Le procès de Pretoria a été suivi dans le monde entier ; son issue ne représente pas seulement un espoir pour les millions de malades du SIDA en Afrique du Sud, il a aussi valeur de signal. Justin Forsyth, de l’organisation humanitaire britannique Oxfam, tempère pourtant l’euphorie ambiante. S’il parle d’une victoire de l’Afrique du Sud et de sa population pauvre, il met aussi en garde à propos de l’OMC, l’Organisation Mondiale du Commerce : « le combat pour faire changer les règles de l’OMC est loin d’être terminé. Le Brésil pourrait être le prochain pays à devoir défendre son droit d’assistance à sa population pauvre et mourante contre une industrie pharmaceutique internationale soutenue par le gouvernement américain ». Au Brésil comme en Afrique du Sud, la question est fondamentalement la même : un pays est-il autorisé, face à une épidémie de dimension pandémique, à violer le droit des brevets pour approvisionner ses malades du SIDA en médicaments bon marché ? Non, répondent les laboratoires pharmaceutiques qui, par leur plainte, ont bloqué en Afrique du Sud une loi de 1997 permettant la production et l’importation de médicaments génériques contre le SIDA. Dans le compromis trouvé hors de l’enceinte judiciaire, ils n’ont renoncé à leur plainte qu’en échange de l’engagement du gouvernement sud-africain à respecter des accords internationaux comme celui sur la propriété intellectuelle.

Compagnies pharmaceutiques : partenaire contre le SIDA

De fait, pour l’industrie pharmaceutique, l’enjeu tenait plus au principe qu’aux profits, marginaux en Afrique. Ce sont moins les coûts de fabrication que les coûts de la recherche et du développement qui sont onéreux.

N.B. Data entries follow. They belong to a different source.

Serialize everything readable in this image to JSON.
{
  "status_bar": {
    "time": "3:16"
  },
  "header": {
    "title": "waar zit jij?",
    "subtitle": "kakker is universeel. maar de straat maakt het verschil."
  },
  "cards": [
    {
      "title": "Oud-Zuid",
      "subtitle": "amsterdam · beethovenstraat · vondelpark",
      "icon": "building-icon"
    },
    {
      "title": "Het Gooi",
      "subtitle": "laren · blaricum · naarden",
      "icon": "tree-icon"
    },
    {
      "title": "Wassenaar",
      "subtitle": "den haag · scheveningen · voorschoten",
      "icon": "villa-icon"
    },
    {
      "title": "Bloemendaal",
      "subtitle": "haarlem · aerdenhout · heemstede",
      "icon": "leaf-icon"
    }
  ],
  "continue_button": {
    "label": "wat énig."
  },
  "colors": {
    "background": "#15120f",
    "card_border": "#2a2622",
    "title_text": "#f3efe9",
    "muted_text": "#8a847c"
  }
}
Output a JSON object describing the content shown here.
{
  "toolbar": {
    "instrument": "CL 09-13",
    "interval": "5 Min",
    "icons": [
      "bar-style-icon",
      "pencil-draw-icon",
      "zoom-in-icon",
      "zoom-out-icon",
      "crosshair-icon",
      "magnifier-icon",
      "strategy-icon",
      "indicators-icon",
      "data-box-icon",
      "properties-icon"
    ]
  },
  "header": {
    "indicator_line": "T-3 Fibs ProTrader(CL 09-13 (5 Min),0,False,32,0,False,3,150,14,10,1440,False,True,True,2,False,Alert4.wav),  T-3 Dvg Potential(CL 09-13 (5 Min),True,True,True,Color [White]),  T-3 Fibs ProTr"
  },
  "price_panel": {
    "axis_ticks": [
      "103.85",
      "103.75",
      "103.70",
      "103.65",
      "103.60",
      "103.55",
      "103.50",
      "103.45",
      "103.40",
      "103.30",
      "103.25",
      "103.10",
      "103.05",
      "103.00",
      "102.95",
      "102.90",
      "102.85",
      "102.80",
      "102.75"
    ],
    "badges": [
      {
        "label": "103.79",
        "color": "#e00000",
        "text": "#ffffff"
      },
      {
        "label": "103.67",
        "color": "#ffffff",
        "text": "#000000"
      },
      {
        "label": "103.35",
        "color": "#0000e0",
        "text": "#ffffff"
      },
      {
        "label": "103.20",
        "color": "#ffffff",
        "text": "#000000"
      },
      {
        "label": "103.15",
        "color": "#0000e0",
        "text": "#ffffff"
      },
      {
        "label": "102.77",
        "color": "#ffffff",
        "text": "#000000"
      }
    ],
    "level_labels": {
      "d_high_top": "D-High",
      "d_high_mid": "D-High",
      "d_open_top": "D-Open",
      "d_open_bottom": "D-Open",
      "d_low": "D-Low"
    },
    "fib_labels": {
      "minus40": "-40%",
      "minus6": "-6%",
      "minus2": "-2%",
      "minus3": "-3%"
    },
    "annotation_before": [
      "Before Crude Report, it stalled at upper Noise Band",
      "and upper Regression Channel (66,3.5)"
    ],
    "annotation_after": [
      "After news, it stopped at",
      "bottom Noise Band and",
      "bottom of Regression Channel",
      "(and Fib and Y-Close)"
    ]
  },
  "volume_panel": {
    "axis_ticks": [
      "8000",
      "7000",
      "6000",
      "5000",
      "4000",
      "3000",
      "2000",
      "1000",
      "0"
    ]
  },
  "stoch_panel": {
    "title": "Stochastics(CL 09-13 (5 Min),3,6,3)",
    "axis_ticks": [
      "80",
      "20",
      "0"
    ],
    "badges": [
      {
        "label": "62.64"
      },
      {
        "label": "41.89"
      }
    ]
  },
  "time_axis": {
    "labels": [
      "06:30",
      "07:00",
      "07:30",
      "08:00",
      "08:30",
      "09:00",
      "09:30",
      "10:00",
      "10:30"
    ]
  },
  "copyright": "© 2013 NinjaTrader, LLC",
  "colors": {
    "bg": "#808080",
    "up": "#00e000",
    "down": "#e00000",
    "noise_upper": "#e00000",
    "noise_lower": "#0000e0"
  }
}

Un assouplissement des règles sur les brevets a fait craindre aux firmes un effet domino. Elles ont donc tenté une sorte de grand écart entre l’éthique et l’économie. Au désastre que leur a valu le procès en termes de relations publiques, elles ont réagi en proposant de se serrer les coudes. L’industrie veut à présent se repositionner comme partenaire des pays touchés par l’épidémie du SIDA. Ainsi a-t-elle appelé les pays industriels et les pays concernés à unir leurs forces avec une énergie sans précédent. L’Afrique du Sud a toutes les raisons d’accepter cette offre. Le jeune État post-apartheid ne brille pas particulièrement face au plus grand défi social de son histoire. Il a longtemps fait piètre figure par le flou et la médiocrité de sa politique de santé dans la lutte contre la propagation de la maladie. Sans doute note-t-on aujourd’hui quelques amorces de changement, mais elles sont largement insuffisantes face à l’ampleur du SIDA. L’issue du procès de Pretoria est donc synonyme d’espoir pour des millions de Sud-africains malades du SIDA, mais pas de guérison. Car si les médicaments peuvent maintenir en vie, ils ne peuvent pas redonner la santé aux malades. Un vaste programme de prévention et d’information, inexistant jusqu’à ce jour, serait nécessaire pour affronter efficacement l’épidémie. Un immense retard reste également à rattraper chez nombre de responsables politiques qui, aujourd’hui encore, hésitent à parler ouvertement de sexualité.